Fumio Iwaï, l’ambassadeur du Japon qui a conquis l’Irak

« Fumio Iwaï »: c’est un nom qu’ils ont peut-être encore du mal à prononcer, pourtant, ils assurent qu’ils ne l’oublieront pas. En Irak, l’ambassadeur du Japon quitte ce mois un pays où il a su se fondre et gagner les cœurs.

Sa notoriété, il l’a acquise auprès des Irakiens en s’adressant régulièrement à eux dans de courtes vidéos en arabe classique et à plusieurs reprises en dialecte irakien, qui laisse parfois même d’autres Arabes pantois.

De quoi détoner dans un pays où la plupart des diplomates se suivent et se ressemblent –souvent cantonnés à l’ultra-sécurisée zone verte, interdite d’accès à la quasi-totalité des Irakiens.

Son voyage dans le monde arabe et dans sa langue qu’il manie désormais avec délice, Fumio Iwaï, le visage barré en permanence d’un immense sourire, l’a entamé il y a trente ans, sur ordre de sa hiérarchie.

« Le ministère des Affaires étrangères japonais m’a dit d’apprendre l’arabe », se rappelle ce natif de Tokyo âgé de 67 ans.

Le jeune diplomate qu’il était alors s’est installé en Egypte, où il a vécu deux ans en immersion dans une famille pour se plonger dans la langue, « l’une des plus difficiles au monde à cause de ses très nombreux mots et expressions ».

« Bagdadi pur jus »

A cause de cela, modeste, l’homme dit encore n’en être qu' »au début du chemin » de la langue arabe, grâce à laquelle il a déjà pourtant séduit tout un peuple.

Prononcez son nom au milieu d’un groupe d’Irakiens et vous le verrez. La réponse est invariablement la même dans le pays où smartphones et réseaux sociaux sont omniprésents et parfois l’une des uniques sources d’informations: « vous avez vu sa dernière vidéo? ».

Et dans un pays où la technologie n’empêche pas de respecter les traditions, Fumio Iwaï sait s’adapter à son public. Ses interventions, il les entame toutes, comme chacun avant d’entamer un discours, par un tonitruant « Salam Aleikoum » ou par les formules rituelles musulmanes.

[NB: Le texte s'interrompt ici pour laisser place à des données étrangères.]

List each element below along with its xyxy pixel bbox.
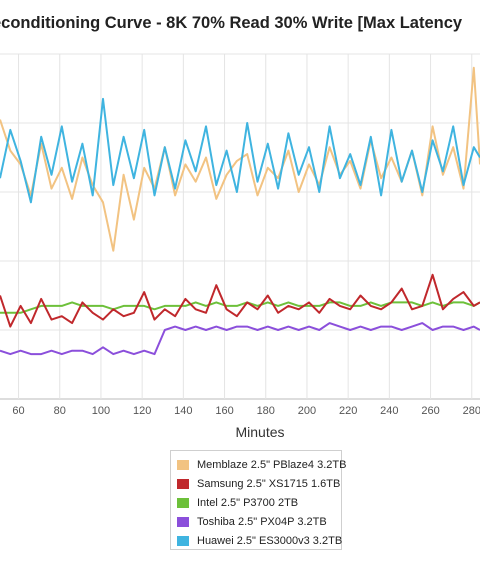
legend-item[interactable]: Memblaze 2.5" PBlaze4 3.2TB [177,455,346,474]
legend-swatch [177,497,189,508]
x-tick-label: 60 [12,405,24,417]
x-tick-label: 80 [54,405,66,417]
x-tick-label: 280 [463,405,480,417]
x-tick-label: 260 [421,405,439,417]
legend-swatch [177,459,189,470]
series-line-0 [0,66,480,252]
legend-label: Intel 2.5" P3700 2TB [197,496,299,509]
series-line-4 [0,97,480,204]
legend-label: Samsung 2.5" XS1715 1.6TB [197,477,341,490]
legend-item[interactable]: Huawei 2.5" ES3000v3 3.2TB [177,531,343,550]
series-layer [0,66,480,356]
chart-plot: 60 80 100 120 140 160 180 200 220 240 260 280 [0,53,480,417]
legend-label: Huawei 2.5" ES3000v3 3.2TB [197,534,343,547]
x-tick-label: 180 [257,405,275,417]
x-axis-label: Minutes [235,424,285,440]
legend-swatch [177,516,189,527]
series-line-1 [0,273,480,328]
x-tick-label: 100 [92,405,110,417]
legend-item[interactable]: Samsung 2.5" XS1715 1.6TB [177,474,341,493]
legend-swatch [177,478,189,489]
legend-label: Memblaze 2.5" PBlaze4 3.2TB [197,458,347,471]
legend: Memblaze 2.5" PBlaze4 3.2TB Samsung 2.5" … [170,450,346,550]
x-tick-label: 140 [174,405,192,417]
legend-label: Toshiba 2.5" PX04P 3.2TB [197,515,327,528]
x-tick-label: 160 [215,405,233,417]
grid [0,53,480,400]
chart-title: econditioning Curve - 8K 70% Read 30% Wr… [0,14,463,32]
x-tick-label: 220 [339,405,357,417]
x-tick-label: 200 [298,405,316,417]
x-tick-label: 240 [380,405,398,417]
x-axis-ticks: 60 80 100 120 140 160 180 200 220 240 260 280 [12,405,480,417]
x-tick-label: 120 [133,405,151,417]
legend-item[interactable]: Toshiba 2.5" PX04P 3.2TB [177,512,341,531]
series-line-3 [0,322,480,356]
legend-swatch [177,535,189,546]
legend-item[interactable]: Intel 2.5" P3700 2TB [177,493,341,512]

A la foire internationale de Bagdad, pour la Journée du Japon, il s’est fendu d’une vidéo en tenue traditionnelle bagdadie, keffieh jeté sur les épaules. Dans cette vidéo partagée sur les réseaux sociaux, vue près de 120.000 fois, il lance en dialecte irakien: « Regardez comme je suis beau. Aujourd’hui, je suis un Bagdadi pur jus! ».

Depuis sa résidence dans la zone verte, où il reçoit l’AFP –en kimono cette fois–, le diplomate en poste depuis trois ans à Bagdad dit connaître « plusieurs ambassadeurs qui parlent arabe, mais rare sont ceux qui l’utilisent pour s’adresser aux gens ».

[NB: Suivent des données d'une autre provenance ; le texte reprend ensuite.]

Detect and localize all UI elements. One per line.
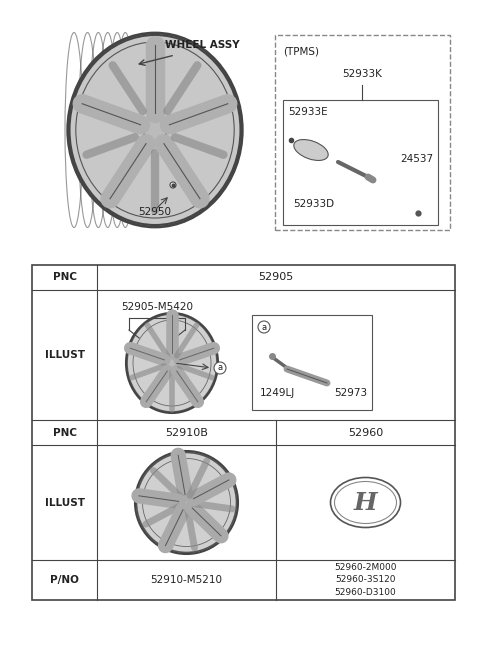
Ellipse shape [294,139,328,160]
Ellipse shape [153,108,157,112]
Text: 52973: 52973 [334,388,367,398]
Text: 52933D: 52933D [293,199,334,209]
Text: 1249LJ: 1249LJ [260,388,295,398]
Ellipse shape [136,453,237,553]
Ellipse shape [176,370,180,374]
Ellipse shape [170,350,174,354]
Text: ILLUST: ILLUST [45,497,84,507]
Text: a: a [217,363,223,373]
Text: WHEEL ASSY: WHEEL ASSY [165,40,240,50]
Ellipse shape [135,122,140,126]
Text: 52960: 52960 [348,428,383,438]
Ellipse shape [163,144,168,148]
Text: 52910B: 52910B [165,428,208,438]
Text: a: a [262,323,266,332]
Ellipse shape [160,357,165,361]
Ellipse shape [180,357,183,361]
Ellipse shape [127,314,217,412]
Text: 52905-M5420: 52905-M5420 [121,302,193,312]
Text: ILLUST: ILLUST [45,350,84,360]
Text: 52950: 52950 [139,207,171,217]
Bar [252,315,372,410]
Ellipse shape [170,182,176,188]
Ellipse shape [165,356,179,370]
Ellipse shape [164,370,168,374]
Ellipse shape [142,144,147,148]
Bar [283,100,438,225]
Text: P/NO: P/NO [50,575,79,585]
Text: H: H [354,491,377,514]
Ellipse shape [179,495,194,510]
Ellipse shape [70,35,240,225]
Text: PNC: PNC [52,273,76,283]
Text: 52910-M5210: 52910-M5210 [151,575,223,585]
Ellipse shape [144,117,167,143]
Text: PNC: PNC [52,428,76,438]
Text: 24537: 24537 [400,154,433,164]
Text: 52905: 52905 [258,273,294,283]
Text: 52960-2M000
52960-3S120
52960-D3100: 52960-2M000 52960-3S120 52960-D3100 [334,563,397,597]
Ellipse shape [258,321,270,333]
Text: 52933E: 52933E [288,107,328,117]
Ellipse shape [169,122,175,126]
Text: (TPMS): (TPMS) [283,47,319,57]
Ellipse shape [214,362,226,374]
Text: 52933K: 52933K [342,69,382,79]
Bar [32,265,455,600]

Mais il n’y a pas qu’avec la langue que Fumio Iwaï est parvenu à séduire les Irakiens, qui lui ont même trouvé un surnom irakien, « Abou Koji », le père de Koji en arabe, dans un pays où la tradition veut que les hommes soient appelés en fonction du nom de leur fils.

Fumio Iwaï n’a pas de fils prénommé Koji, mais le nom devait sonner assez japonais pour que les Irakiens le lui accolent, assurent ses nombreux fans dans les rues de la capitale.

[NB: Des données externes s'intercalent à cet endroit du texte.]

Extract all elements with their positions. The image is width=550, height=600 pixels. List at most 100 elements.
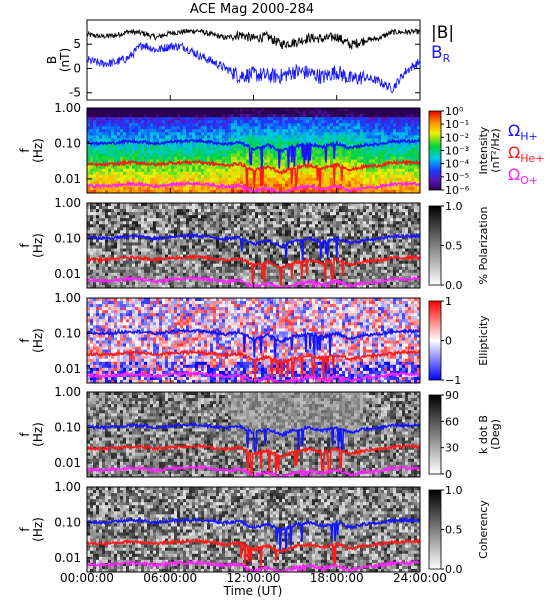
panel-ellipticity: 1.00 0.10 0.01 f (Hz) 1 0 −1 Ellipticity (18, 291, 490, 387)
intensity-ytick-label: 0.10 (54, 136, 81, 150)
coherency-ylabel-unit: (Hz) (31, 517, 45, 542)
gyro-He-line (86, 443, 421, 479)
k-dot-b-colorbar-tick-label: 30 (445, 442, 459, 455)
k-dot-b-colorbar-tick-label: 0 (445, 468, 452, 481)
time-tick-label: 06:00:00 (143, 571, 197, 585)
field-ytick-label: -5 (69, 86, 81, 100)
legend-B-total: |B| (431, 23, 454, 43)
polarization-ytick-label: 1.00 (54, 196, 81, 210)
ellipticity-colorbar-tick-label: 1 (445, 295, 452, 308)
gyro-H-line (86, 137, 421, 171)
ellipticity-ytick-label: 0.01 (54, 362, 81, 376)
field-ytick-label: 5 (73, 37, 81, 51)
time-tick-label: 12:00:00 (227, 571, 281, 585)
k-dot-b-colorbar-tick-label: 90 (445, 389, 459, 402)
polarization-colorbar-label: % Polarization (477, 207, 490, 285)
coherency-colorbar-tick-label: 1.0 (445, 484, 463, 497)
k-dot-b-cells (87, 392, 421, 478)
polarization-colorbar-tick-label: 0.0 (445, 279, 463, 292)
coherency-colorbar-label: Coherency (477, 500, 490, 559)
k-dot-b-ytick-label: 1.00 (54, 385, 81, 399)
intensity-ytick-label: 1.00 (54, 101, 81, 115)
legend-B-R: BR (431, 43, 451, 65)
field-ylabel: B (45, 56, 59, 64)
intensity-colorbar-tick-label: 10⁻² (445, 131, 469, 144)
polarization-ylabel: f (18, 243, 32, 248)
coherency-ytick-label: 0.10 (54, 515, 81, 529)
panel-k-dot-b: 1.00 0.10 0.01 f (Hz) 90 60 30 0 k dot B (Deg) (18, 385, 502, 481)
polarization-colorbar-tick-label: 0.5 (445, 240, 463, 253)
k-dot-b-ytick-label: 0.01 (54, 456, 81, 470)
field-series-group (86, 28, 421, 94)
field-ylabel-unit: (nT) (58, 48, 72, 72)
polarization-ylabel-unit: (Hz) (31, 233, 45, 258)
time-axis: 00:00:00 06:00:00 12:00:00 18:00:00 24:00:00 (60, 95, 447, 585)
legend-omega-He: ΩHe+ (508, 143, 545, 165)
ellipticity-colorbar (428, 300, 442, 381)
panel-coherency: 1.00 0.10 0.01 f (Hz) 1.0 0.5 0.0 Coherency (18, 480, 490, 576)
polarization-colorbar-tick-label: 1.0 (445, 200, 463, 213)
intensity-colorbar (428, 110, 442, 191)
gyro-He-line (86, 158, 421, 190)
coherency-ytick-label: 0.01 (54, 551, 81, 565)
ellipticity-ylabel-unit: (Hz) (31, 328, 45, 353)
gyro-H-line (86, 327, 421, 358)
k-dot-b-colorbar-tick-label: 60 (445, 415, 459, 428)
k-dot-b-colorbar-unit: (Deg) (489, 419, 502, 450)
intensity-colorbar-tick-label: 10⁰ (445, 105, 464, 118)
intensity-colorbar-unit: (nT²/Hz) (489, 128, 502, 172)
coherency-ytick-label: 1.00 (54, 480, 81, 494)
panel-polarization: 1.00 0.10 0.01 f (Hz) 1.0 0.5 0.0 % Polarization (18, 196, 490, 292)
intensity-colorbar-tick-label: 10⁻¹ (445, 118, 469, 131)
intensity-colorbar-tick-label: 10⁻⁶ (445, 184, 470, 197)
k-dot-b-ylabel: f (18, 432, 32, 437)
time-axis-label: Time (UT) (223, 584, 283, 598)
k-dot-b-colorbar-label: k dot B (477, 415, 490, 454)
gyro-He-line (86, 349, 421, 381)
k-dot-b-colorbar (428, 394, 442, 475)
ellipticity-ytick-label: 1.00 (54, 291, 81, 305)
ellipticity-ylabel: f (18, 338, 32, 343)
k-dot-b-ylabel-unit: (Hz) (31, 422, 45, 447)
field-y-ticks: 5 0 -5 (69, 37, 420, 100)
ellipticity-colorbar-tick-label: −1 (445, 374, 461, 387)
coherency-colorbar-tick-label: 0.5 (445, 524, 463, 537)
ellipticity-colorbar-label: Ellipticity (477, 315, 490, 366)
series-line-B-R (86, 41, 421, 94)
intensity-ylabel: f (18, 148, 32, 153)
intensity-ytick-label: 0.01 (54, 172, 81, 186)
figure-title: ACE Mag 2000-284 (190, 2, 314, 17)
time-tick-label: 00:00:00 (60, 571, 114, 585)
intensity-colorbar-tick-label: 10⁻³ (445, 145, 469, 158)
time-tick-label: 18:00:00 (310, 571, 364, 585)
polarization-ytick-label: 0.10 (54, 231, 81, 245)
intensity-colorbar-tick-label: 10⁻⁵ (445, 171, 469, 184)
series-line-B-total (86, 28, 421, 50)
ellipticity-colorbar-tick-label: 0 (445, 335, 452, 348)
gyro-legend: ΩH+ ΩHe+ ΩO+ (508, 121, 545, 187)
legend-omega-O: ΩO+ (508, 165, 538, 187)
coherency-cells (87, 487, 421, 573)
gyro-H-line (86, 421, 421, 454)
intensity-colorbar-label: Intensity (477, 126, 490, 174)
gyro-He-line (86, 253, 421, 287)
polarization-colorbar (428, 205, 442, 286)
polarization-ytick-label: 0.01 (54, 267, 81, 281)
panel-intensity: 1.00 0.10 0.01 f (Hz) 10⁰10⁻¹10⁻²10⁻³10⁻⁴10⁻⁵… (18, 101, 502, 197)
gyro-He-line (86, 538, 421, 568)
intensity-ylabel-unit: (Hz) (31, 138, 45, 163)
gyro-H-line (86, 516, 421, 552)
ellipticity-ytick-label: 0.10 (54, 326, 81, 340)
spectrogram-panels: 1.000.100.01f (Hz)10⁰10⁻¹10⁻²10⁻³10⁻⁴10⁻⁵… (18, 101, 502, 576)
field-ytick-label: 0 (73, 61, 81, 75)
coherency-colorbar-tick-label: 0.0 (445, 563, 463, 576)
k-dot-b-ytick-label: 0.10 (54, 420, 81, 434)
legend-omega-H: ΩH+ (508, 121, 538, 143)
coherency-colorbar (428, 489, 442, 570)
intensity-colorbar-tick-label: 10⁻⁴ (445, 158, 470, 171)
time-tick-label: 24:00:00 (393, 571, 447, 585)
panel-magnetic-field: 5 0 -5 B (nT) |B| BR (45, 19, 454, 101)
coherency-ylabel: f (18, 527, 32, 532)
gyro-H-line (86, 231, 421, 264)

Haydar al-Banna, 35 ans, est l’un d’eux. Sa vidéo préférée, lui, c’est celle tournée « pendant les qualifications pour la Coupe du Monde », qui compte plus de 737.000 vues, dit-il à l’AFP. « Quand l’Irak a rencontré le Japon, il a fait une vidéo dans laquelle il portait le maillot de l’Irak », raconte-t-il.

Sushis irakiens

« Il a dit qu’il serait content que le Japon gagne, mais qu’en même temps, une défaite de l’Irak l’attristerait: on dirait un Irakien, c’est comme s’il avait vécu depuis 50 ans ici », assure ce fonctionnaire bagdadi.

D’ailleurs Fumio Iwaï en convient lui-même, quand il partira dans quelques jours, certaines choses lui manqueront, comme… les dolmas, ces petits légumes farcis que certains appellent parfois les « sushis irakiens ».

Mais au moment de partir, Fumio Iwaï a bien quelques griefs contre son « deuxième » pays. « Le plus dur en Irak, dit-il, c’est la chaleur! ».

Mais derrière son sourire, il glisse tout de même que la fournaise irakienne –qui dépasse les 50 degrés en été– a peut-être aussi à voir avec « les murs de béton, la pollution et le manque d’espaces verts » dans un pays en guerre quasiment sans interruption depuis 1980.

Sur Facebook, certains assurent que ses conseils pourraient être précieux pour leur avenir. Des groupes réclament que Fumio Iwaï soit fait citoyen irakien pour devenir… ministre de la Reconstruction.

Mais le diplomate a déjà répondu dans la presse… sur le ton de la blague. Le Japon n’autorise pas la double nationalité, a-t-il dit, et s’il abandonnait sa nationalité d’origine, il rendrait ses parents trop tristes!